An American diplomat has been expelled from New Zealand after the US Government refused to waive his diplomatic immunity during a police investigation, according to reports.
The attache, identified in local media as father-of-two Colin White, is believe to have been kicked out of the country after police asked to question him regarding an incident that left him with a broken nose and a black eye.
Foreign Minister Murray McCully called the crime that was under investigation 'serious' according to TVNZ, who identified White.
The family man was a technical attache and worked closely with the Government Communications Security Bureau spy agency, reports suggest.
White, who was born in Alabama, left the scene in Lower Hutt suburb of Tirohanga near Wellington before police arrived Sunday.
There were no arrests and no one was held in custody in regards to the incident.
White was then forced to leave the country when the police asked the Ministry of Foreign Affairs to intervene.

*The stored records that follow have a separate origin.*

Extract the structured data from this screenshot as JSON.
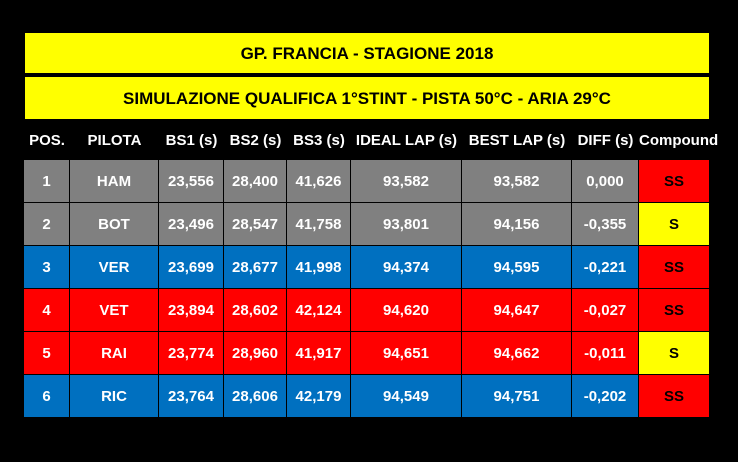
{
  "title": "GP. FRANCIA - STAGIONE 2018",
  "subtitle": "SIMULAZIONE QUALIFICA 1°STINT - PISTA 50°C  - ARIA 29°C",
  "columns": [
    "POS.",
    "PILOTA",
    "BS1 (s)",
    "BS2 (s)",
    "BS3 (s)",
    "IDEAL LAP (s)",
    "BEST LAP (s)",
    "DIFF (s)",
    "Compound"
  ],
  "colors": {
    "banner": "#ffff00",
    "mercedes_gray": "#808080",
    "redbull_blue": "#0070c0",
    "ferrari_red": "#ff0000",
    "compound_ss": "#ff0000",
    "compound_s": "#ffff00"
  },
  "rows": [
    {
      "pos": "1",
      "driver": "HAM",
      "bs1": "23,556",
      "bs2": "28,400",
      "bs3": "41,626",
      "ideal": "93,582",
      "best": "93,582",
      "diff": "0,000",
      "compound": "SS",
      "row_color": "#808080",
      "compound_color": "#ff0000"
    },
    {
      "pos": "2",
      "driver": "BOT",
      "bs1": "23,496",
      "bs2": "28,547",
      "bs3": "41,758",
      "ideal": "93,801",
      "best": "94,156",
      "diff": "-0,355",
      "compound": "S",
      "row_color": "#808080",
      "compound_color": "#ffff00"
    },
    {
      "pos": "3",
      "driver": "VER",
      "bs1": "23,699",
      "bs2": "28,677",
      "bs3": "41,998",
      "ideal": "94,374",
      "best": "94,595",
      "diff": "-0,221",
      "compound": "SS",
      "row_color": "#0070c0",
      "compound_color": "#ff0000"
    },
    {
      "pos": "4",
      "driver": "VET",
      "bs1": "23,894",
      "bs2": "28,602",
      "bs3": "42,124",
      "ideal": "94,620",
      "best": "94,647",
      "diff": "-0,027",
      "compound": "SS",
      "row_color": "#ff0000",
      "compound_color": "#ff0000"
    },
    {
      "pos": "5",
      "driver": "RAI",
      "bs1": "23,774",
      "bs2": "28,960",
      "bs3": "41,917",
      "ideal": "94,651",
      "best": "94,662",
      "diff": "-0,011",
      "compound": "S",
      "row_color": "#ff0000",
      "compound_color": "#ffff00"
    },
    {
      "pos": "6",
      "driver": "RIC",
      "bs1": "23,764",
      "bs2": "28,606",
      "bs3": "42,179",
      "ideal": "94,549",
      "best": "94,751",
      "diff": "-0,202",
      "compound": "SS",
      "row_color": "#0070c0",
      "compound_color": "#ff0000"
    }
  ]
}
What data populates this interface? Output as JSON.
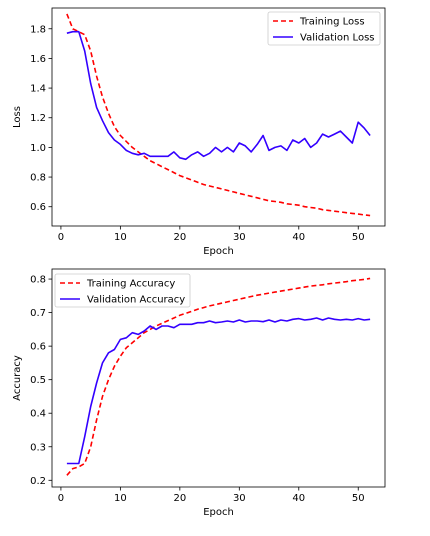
{
  "chart_data": [
    {
      "type": "line",
      "title": "",
      "xlabel": "Epoch",
      "ylabel": "Loss",
      "xlim": [
        -1.5,
        54.5
      ],
      "ylim": [
        0.47,
        1.94
      ],
      "xticks": [
        0,
        10,
        20,
        30,
        40,
        50
      ],
      "yticks": [
        0.6,
        0.8,
        1.0,
        1.2,
        1.4,
        1.6,
        1.8
      ],
      "grid": false,
      "legend_position": "upper-right",
      "x": [
        1,
        2,
        3,
        4,
        5,
        6,
        7,
        8,
        9,
        10,
        11,
        12,
        13,
        14,
        15,
        16,
        17,
        18,
        19,
        20,
        21,
        22,
        23,
        24,
        25,
        26,
        27,
        28,
        29,
        30,
        31,
        32,
        33,
        34,
        35,
        36,
        37,
        38,
        39,
        40,
        41,
        42,
        43,
        44,
        45,
        46,
        47,
        48,
        49,
        50,
        51,
        52
      ],
      "series": [
        {
          "name": "Training Loss",
          "color": "#ff0000",
          "dash": "dashed",
          "values": [
            1.9,
            1.8,
            1.78,
            1.76,
            1.65,
            1.48,
            1.34,
            1.23,
            1.14,
            1.08,
            1.04,
            1.0,
            0.97,
            0.94,
            0.91,
            0.89,
            0.87,
            0.85,
            0.83,
            0.81,
            0.795,
            0.78,
            0.765,
            0.75,
            0.74,
            0.73,
            0.72,
            0.71,
            0.7,
            0.69,
            0.68,
            0.67,
            0.66,
            0.65,
            0.64,
            0.635,
            0.63,
            0.62,
            0.615,
            0.61,
            0.6,
            0.595,
            0.59,
            0.58,
            0.575,
            0.57,
            0.565,
            0.56,
            0.555,
            0.55,
            0.545,
            0.54
          ]
        },
        {
          "name": "Validation Loss",
          "color": "#3300ff",
          "dash": "solid",
          "values": [
            1.77,
            1.78,
            1.78,
            1.65,
            1.43,
            1.27,
            1.18,
            1.1,
            1.05,
            1.02,
            0.98,
            0.96,
            0.95,
            0.96,
            0.94,
            0.94,
            0.94,
            0.94,
            0.97,
            0.93,
            0.92,
            0.95,
            0.97,
            0.94,
            0.96,
            1.0,
            0.97,
            1.0,
            0.97,
            1.03,
            1.01,
            0.97,
            1.02,
            1.08,
            0.98,
            1.0,
            1.01,
            0.98,
            1.05,
            1.03,
            1.06,
            1.0,
            1.03,
            1.09,
            1.07,
            1.09,
            1.11,
            1.07,
            1.03,
            1.17,
            1.13,
            1.08
          ]
        }
      ]
    },
    {
      "type": "line",
      "title": "",
      "xlabel": "Epoch",
      "ylabel": "Accuracy",
      "xlim": [
        -1.5,
        54.5
      ],
      "ylim": [
        0.18,
        0.83
      ],
      "xticks": [
        0,
        10,
        20,
        30,
        40,
        50
      ],
      "yticks": [
        0.2,
        0.3,
        0.4,
        0.5,
        0.6,
        0.7,
        0.8
      ],
      "grid": false,
      "legend_position": "upper-left",
      "x": [
        1,
        2,
        3,
        4,
        5,
        6,
        7,
        8,
        9,
        10,
        11,
        12,
        13,
        14,
        15,
        16,
        17,
        18,
        19,
        20,
        21,
        22,
        23,
        24,
        25,
        26,
        27,
        28,
        29,
        30,
        31,
        32,
        33,
        34,
        35,
        36,
        37,
        38,
        39,
        40,
        41,
        42,
        43,
        44,
        45,
        46,
        47,
        48,
        49,
        50,
        51,
        52
      ],
      "series": [
        {
          "name": "Training Accuracy",
          "color": "#ff0000",
          "dash": "dashed",
          "values": [
            0.215,
            0.235,
            0.24,
            0.25,
            0.3,
            0.38,
            0.45,
            0.5,
            0.54,
            0.57,
            0.595,
            0.61,
            0.625,
            0.64,
            0.65,
            0.66,
            0.668,
            0.676,
            0.684,
            0.692,
            0.698,
            0.704,
            0.71,
            0.715,
            0.72,
            0.724,
            0.728,
            0.732,
            0.736,
            0.74,
            0.744,
            0.748,
            0.752,
            0.755,
            0.758,
            0.761,
            0.764,
            0.767,
            0.77,
            0.773,
            0.776,
            0.779,
            0.781,
            0.783,
            0.786,
            0.788,
            0.79,
            0.792,
            0.795,
            0.797,
            0.799,
            0.802
          ]
        },
        {
          "name": "Validation Accuracy",
          "color": "#3300ff",
          "dash": "solid",
          "values": [
            0.25,
            0.25,
            0.25,
            0.33,
            0.42,
            0.49,
            0.55,
            0.58,
            0.59,
            0.62,
            0.625,
            0.64,
            0.635,
            0.645,
            0.66,
            0.65,
            0.66,
            0.66,
            0.655,
            0.665,
            0.665,
            0.665,
            0.67,
            0.67,
            0.675,
            0.67,
            0.672,
            0.675,
            0.672,
            0.678,
            0.672,
            0.675,
            0.675,
            0.673,
            0.678,
            0.672,
            0.678,
            0.675,
            0.68,
            0.682,
            0.678,
            0.68,
            0.684,
            0.678,
            0.684,
            0.68,
            0.678,
            0.68,
            0.678,
            0.682,
            0.678,
            0.68
          ]
        }
      ]
    }
  ]
}
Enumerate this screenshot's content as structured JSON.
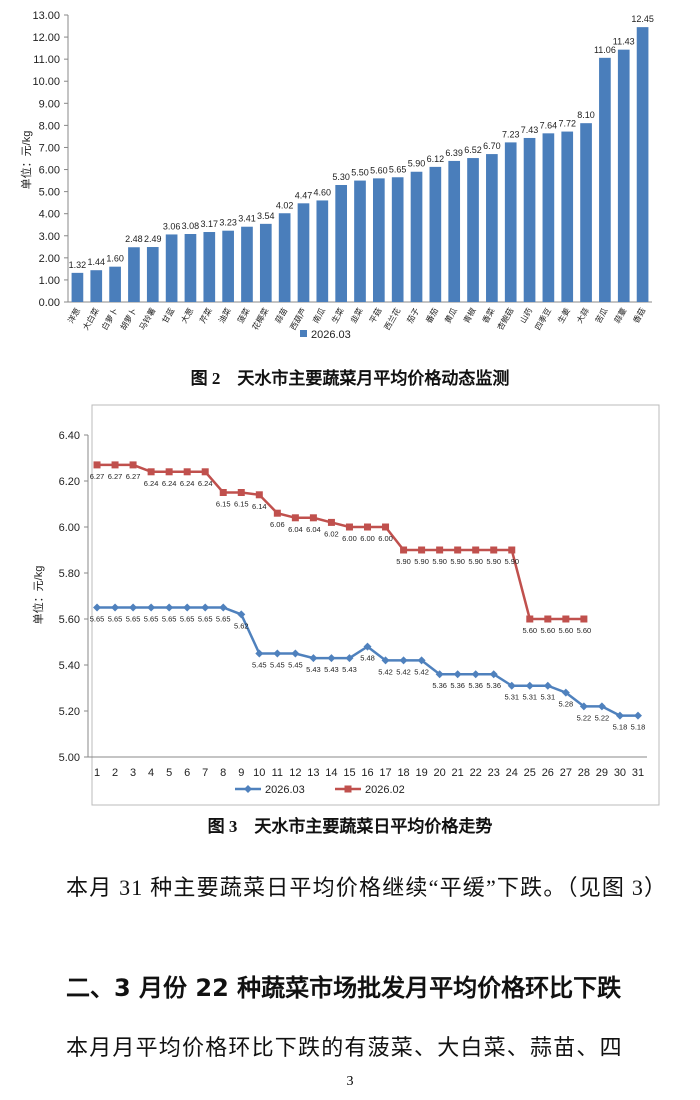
{
  "chart_data": [
    {
      "type": "bar",
      "ylabel": "单位：元/kg",
      "categories": [
        "洋葱",
        "大白菜",
        "白萝卜",
        "胡萝卜",
        "马铃薯",
        "甘蓝",
        "大葱",
        "芹菜",
        "油菜",
        "菠菜",
        "花椰菜",
        "蒜苗",
        "西葫芦",
        "南瓜",
        "生菜",
        "韭菜",
        "平菇",
        "西兰花",
        "茄子",
        "番茄",
        "黄瓜",
        "青椒",
        "香菜",
        "杏鲍菇",
        "山药",
        "四季豆",
        "生姜",
        "大蒜",
        "苦瓜",
        "蒜薹",
        "香菇"
      ],
      "series": [
        {
          "name": "2026.03",
          "color": "#4a7ebb",
          "values": [
            1.32,
            1.44,
            1.6,
            2.48,
            2.49,
            3.06,
            3.08,
            3.17,
            3.23,
            3.41,
            3.54,
            4.02,
            4.47,
            4.6,
            5.3,
            5.5,
            5.6,
            5.65,
            5.9,
            6.12,
            6.39,
            6.52,
            6.7,
            7.23,
            7.43,
            7.64,
            7.72,
            8.1,
            11.06,
            11.43,
            12.45
          ],
          "value_labels": [
            "1.32",
            "1.44",
            "1.60",
            "2.48",
            "2.49",
            "3.06",
            "3.08",
            "3.17",
            "3.23",
            "3.41",
            "3.54",
            "4.02",
            "4.47",
            "4.60",
            "5.30",
            "5.50",
            "5.60",
            "5.65",
            "5.90",
            "6.12",
            "6.39",
            "6.52",
            "6.70",
            "7.23",
            "7.43",
            "7.64",
            "7.72",
            "8.10",
            "11.06",
            "11.43",
            "12.45"
          ]
        }
      ],
      "ylim": [
        0,
        13
      ],
      "yticks": [
        {
          "value": 0,
          "label": "0.00"
        },
        {
          "value": 1,
          "label": "1.00"
        },
        {
          "value": 2,
          "label": "2.00"
        },
        {
          "value": 3,
          "label": "3.00"
        },
        {
          "value": 4,
          "label": "4.00"
        },
        {
          "value": 5,
          "label": "5.00"
        },
        {
          "value": 6,
          "label": "6.00"
        },
        {
          "value": 7,
          "label": "7.00"
        },
        {
          "value": 8,
          "label": "8.00"
        },
        {
          "value": 9,
          "label": "9.00"
        },
        {
          "value": 10,
          "label": "10.00"
        },
        {
          "value": 11,
          "label": "11.00"
        },
        {
          "value": 12,
          "label": "12.00"
        },
        {
          "value": 13,
          "label": "13.00"
        }
      ],
      "grid": false,
      "legend": "bottom",
      "caption": "图 2　天水市主要蔬菜月平均价格动态监测"
    },
    {
      "type": "line",
      "ylabel": "单位：元/kg",
      "categories": [
        "1",
        "2",
        "3",
        "4",
        "5",
        "6",
        "7",
        "8",
        "9",
        "10",
        "11",
        "12",
        "13",
        "14",
        "15",
        "16",
        "17",
        "18",
        "19",
        "20",
        "21",
        "22",
        "23",
        "24",
        "25",
        "26",
        "27",
        "28",
        "29",
        "30",
        "31"
      ],
      "series": [
        {
          "name": "2026.03",
          "color": "#4f81bd",
          "marker": "diamond",
          "values": [
            5.65,
            5.65,
            5.65,
            5.65,
            5.65,
            5.65,
            5.65,
            5.65,
            5.62,
            5.45,
            5.45,
            5.45,
            5.43,
            5.43,
            5.43,
            5.48,
            5.42,
            5.42,
            5.42,
            5.36,
            5.36,
            5.36,
            5.36,
            5.31,
            5.31,
            5.31,
            5.28,
            5.22,
            5.22,
            5.18,
            5.18
          ]
        },
        {
          "name": "2026.02",
          "color": "#c0504d",
          "marker": "square",
          "values": [
            6.27,
            6.27,
            6.27,
            6.24,
            6.24,
            6.24,
            6.24,
            6.15,
            6.15,
            6.14,
            6.06,
            6.04,
            6.04,
            6.02,
            6.0,
            6.0,
            6.0,
            5.9,
            5.9,
            5.9,
            5.9,
            5.9,
            5.9,
            5.9,
            5.6,
            5.6,
            5.6,
            5.6,
            null,
            null,
            null
          ],
          "value_labels": [
            "6.27",
            "6.27",
            "6.27",
            "6.24",
            "6.24",
            "6.24",
            "6.24",
            "6.15",
            "6.15",
            "6.14",
            "6.06",
            "6.04",
            "6.04",
            "6.02",
            "6.00",
            "6.00",
            "6.00",
            "5.90",
            "5.90",
            "5.90",
            "5.90",
            "5.90",
            "5.90",
            "5.90",
            "5.60",
            "5.60",
            "5.60",
            "5.60",
            null,
            null,
            null
          ]
        }
      ],
      "ylim": [
        5.0,
        6.4
      ],
      "yticks": [
        {
          "value": 5.0,
          "label": "5.00"
        },
        {
          "value": 5.2,
          "label": "5.20"
        },
        {
          "value": 5.4,
          "label": "5.40"
        },
        {
          "value": 5.6,
          "label": "5.60"
        },
        {
          "value": 5.8,
          "label": "5.80"
        },
        {
          "value": 6.0,
          "label": "6.00"
        },
        {
          "value": 6.2,
          "label": "6.20"
        },
        {
          "value": 6.4,
          "label": "6.40"
        }
      ],
      "grid": false,
      "legend": "bottom",
      "caption": "图 3　天水市主要蔬菜日平均价格走势"
    }
  ],
  "paragraphs": [
    "本月 31 种主要蔬菜日平均价格继续“平缓”下跌。（见图 3）"
  ],
  "heading": "二、3 月份 22 种蔬菜市场批发月平均价格环比下跌",
  "last_paragraph": "本月月平均价格环比下跌的有菠菜、大白菜、蒜苗、四",
  "page_number": "3"
}
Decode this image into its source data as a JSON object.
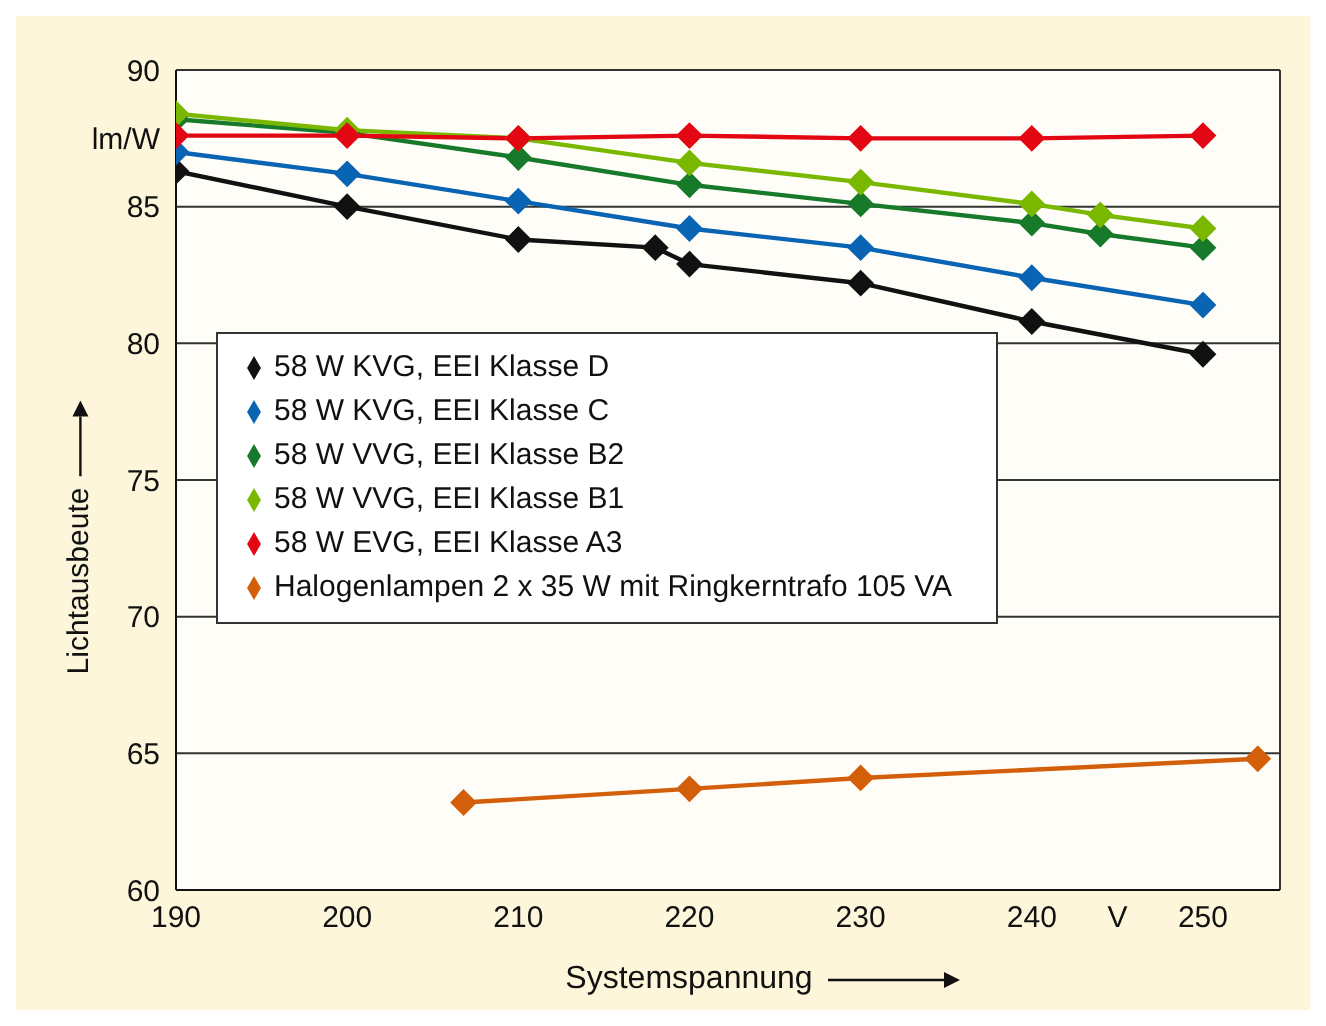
{
  "chart_data": {
    "type": "line",
    "xlabel": "Systemspannung",
    "ylabel": "Lichtausbeute",
    "xlim": [
      190,
      254.5
    ],
    "ylim": [
      60,
      90
    ],
    "xticks": [
      190,
      200,
      210,
      220,
      230,
      {
        "value": 240,
        "label": "240"
      },
      {
        "value": 245,
        "label": "V"
      },
      250
    ],
    "yticks": [
      60,
      65,
      70,
      75,
      80,
      85,
      {
        "value": 87.5,
        "label": "lm/W"
      },
      90
    ],
    "grid": true,
    "legend": "center",
    "marker": "diamond",
    "line_style": "solid",
    "series": [
      {
        "name": "58 W KVG, EEI Klasse D",
        "color": "#111111",
        "x": [
          190,
          200,
          210,
          218,
          220,
          230,
          240,
          250
        ],
        "values": [
          86.3,
          85.0,
          83.8,
          83.5,
          82.9,
          82.2,
          80.8,
          79.6
        ]
      },
      {
        "name": "58 W KVG, EEI Klasse C",
        "color": "#0a64b4",
        "x": [
          190,
          200,
          210,
          220,
          230,
          240,
          250
        ],
        "values": [
          87.0,
          86.2,
          85.2,
          84.2,
          83.5,
          82.4,
          81.4
        ]
      },
      {
        "name": "58 W VVG, EEI Klasse B2",
        "color": "#167a2a",
        "x": [
          190,
          200,
          210,
          220,
          230,
          240,
          244,
          250
        ],
        "values": [
          88.2,
          87.7,
          86.8,
          85.8,
          85.1,
          84.4,
          84.0,
          83.5
        ]
      },
      {
        "name": "58 W VVG, EEI Klasse B1",
        "color": "#7ab800",
        "x": [
          190,
          200,
          210,
          220,
          230,
          240,
          244,
          250
        ],
        "values": [
          88.4,
          87.8,
          87.5,
          86.6,
          85.9,
          85.1,
          84.7,
          84.2
        ]
      },
      {
        "name": "58 W EVG, EEI Klasse A3",
        "color": "#e30613",
        "x": [
          190,
          200,
          210,
          220,
          230,
          240,
          250
        ],
        "values": [
          87.6,
          87.6,
          87.5,
          87.6,
          87.5,
          87.5,
          87.6
        ]
      },
      {
        "name": "Halogenlampen 2 x 35 W mit Ringkerntrafo 105 VA",
        "color": "#d45f0a",
        "x": [
          206.8,
          220,
          230,
          253.2
        ],
        "values": [
          63.2,
          63.7,
          64.1,
          64.8
        ]
      }
    ]
  }
}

The ministry then asked the United States to withdraw him from New Zealand.
White worked at the US embassy in Wellington with his wife.
The US State Department defines immunity as a 'principle of international law by which certain foreign government officials are not subject to the jurisdiction of local courts and other authorities for both their official and, to a large extent, their personal activities.'
Basically, diplomats are fairly immune to foreign investigations and prosecutions. The Ministry of Foreign Affairs and Trade however will waive immunity if the ministry requests 'if there are allegations of serious crimes' according to the Guardian.
The embassy told TVNZ: 'We take seriously any suggestion that our staff have fallen short of the high standards of conduct expected of US Government personnel.'
Colin still could hypothetically be charged for the incident at home in the United States but it is not clear what the charges would be.
The SuperStation95.com has contacted the State Department for comment.